A vaginal hysterectomy is the least invasive technique for hysterectomy. It is performed entirely through the vagina with no abdominal incisions whatsoever. However, not every patient is a candidate for this surgical approach. Many factors go into this decision, and this can be discussed with your surgeon. In general, vaginal hysterectomies are most commonly performed in patients who have had at least one prior vaginal birth and who may have pelvic organ prolapse or pelvic floor laxity, which is further discussed below. While some patients with fibroids or enlarged uteri may be candidates for a vaginal approach, vaginal hysterectomies do have some size limitations. You and your surgeon can discuss whether the vaginal approach is safer for you.
Vaginal hysterectomy is one of many options available to women with pelvic floor disorders such as pelvic organ prolapse and incontinence. While hysterectomy is not necessary to correct these disorders, it is an option that can be discussed with your Female Pelvic Medicine and Reconstructive (FPMRS) surgeon.

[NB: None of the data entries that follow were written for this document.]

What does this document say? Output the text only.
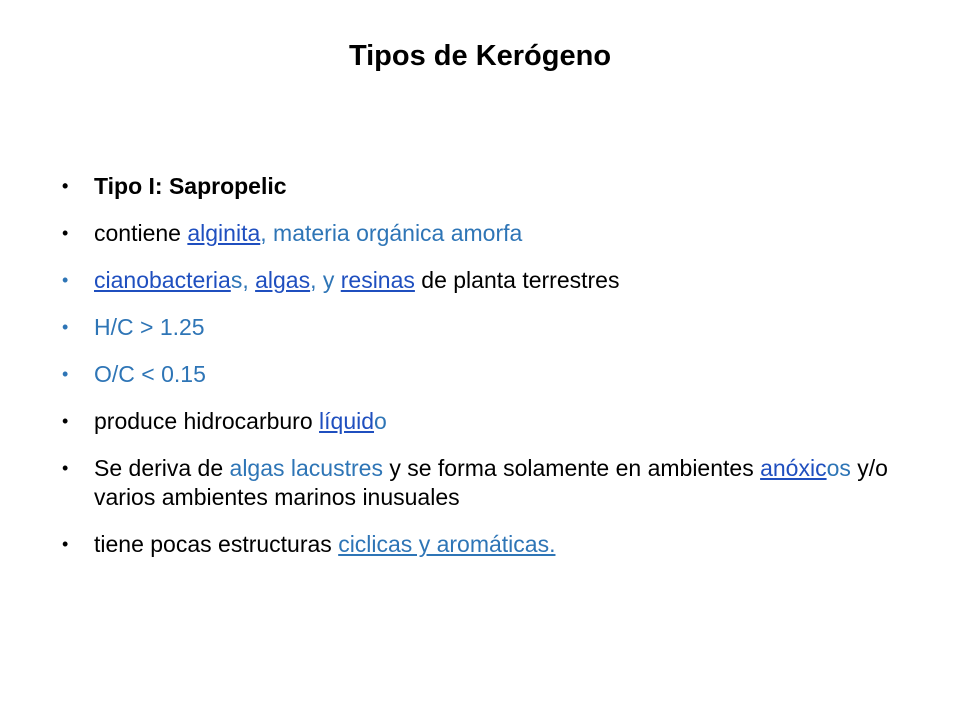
Tipos de Kerógeno
• Tipo I: Sapropelic
• contiene alginita, materia orgánica amorfa
• cianobacterias, algas, y resinas de planta terrestres
• H/C > 1.25
• O/C < 0.15
• produce hidrocarburo líquido
• Se deriva de algas lacustres y se forma solamente en ambientes anóxicos y/o varios ambientes marinos inusuales
• tiene pocas estructuras ciclicas y aromáticas.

Recovery after vaginal surgery is often quick as there are no abdominal incisions. Many patients can go home either the same day or the morning after surgery depending upon the complexity of their case. While most patients begin feeling well after vaginal hysterectomy within a few days to 2 weeks, full recovery after vaginal hysterectomy is based on the expected time for the internal, vaginal incision to heal, which is about 6-8 weeks. Patients can walk, eat, do basic things around the house immediately after surgery. There may be pain or soreness in the lower pelvic area, however, most patients will require only small doses of narcotics, if any. There may be some light vaginal bleeding or spotting for a few weeks after surgery.